La Force sécurité élection présidentielle de 2020 (FOSEP) a dressé un bilan provisoire de la sécurisation de la campagne des sept (7) candidats en lice pour le premier tour du scrutin fixé au 22 février.

Dans un communiqué, la FOSEP informe avoir protégé les différentes activités rentrant dans le cadre de l’opération de charme des candidats. En effet, précise-t-elle ce mercredi 12 février, elle a déjà protégé 128 meetings, 24 caravanes et biens, entre autres.

A ce jour, « Aucun incident majeur n’est à déplorer malgré l’engagement et la ferveur affichée par les militants et sympathisants des différentes candidats », poursuit le communique, soulignant par ailleurs que « la FOSEP réaffirme sa détermination à sécuriser le présent processus électoral avec professionnalisme en toute neutralité ».

Si dans la capitale, Lomé et ses environs, « aucun incident majeur n’est à déplorer », à l’intérieur du pays, les candidats de l’opposition rencontrent des difficultés pour séduire l’électorat.

A titre d’exemple, au moins trois meetings de l’Alliance nationale pour le changement (ANC) ont été interdis à Cinkassé, Tandjouaré et Gando par les autorités locales. A Bassar et Sotouboua, des « miliciens » proches du parti au pouvoir ont perturbé les rencontres de Jean-Pierre Fabre avec les populations de ces localités, selon les informations fournies par ce parti.

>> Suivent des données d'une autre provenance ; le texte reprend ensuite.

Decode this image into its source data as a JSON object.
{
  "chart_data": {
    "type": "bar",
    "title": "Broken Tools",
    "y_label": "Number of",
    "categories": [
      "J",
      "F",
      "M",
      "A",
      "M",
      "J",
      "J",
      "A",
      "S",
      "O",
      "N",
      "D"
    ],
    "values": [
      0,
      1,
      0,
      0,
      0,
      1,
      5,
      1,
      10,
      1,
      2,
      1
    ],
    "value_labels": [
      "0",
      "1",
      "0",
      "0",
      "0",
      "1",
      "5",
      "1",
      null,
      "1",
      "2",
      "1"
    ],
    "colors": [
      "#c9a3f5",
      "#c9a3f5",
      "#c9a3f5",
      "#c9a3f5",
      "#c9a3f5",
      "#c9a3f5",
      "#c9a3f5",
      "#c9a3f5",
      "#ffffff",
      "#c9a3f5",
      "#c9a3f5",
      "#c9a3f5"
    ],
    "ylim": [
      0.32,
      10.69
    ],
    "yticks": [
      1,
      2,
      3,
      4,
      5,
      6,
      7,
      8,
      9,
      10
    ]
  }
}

Le ministre de l’Administration territoriale, de la Décentralisation et des Collectivités locales, Payadowa Boukpessi dira peu après qu’il a « l’impression que le candidat Fabre est à la recherche d’incidents ».

Curieusement, la FOSEP n'a pas fait cas des perturbations des meetings de l'opposition à l'intérieur du pays, dans son communiqué.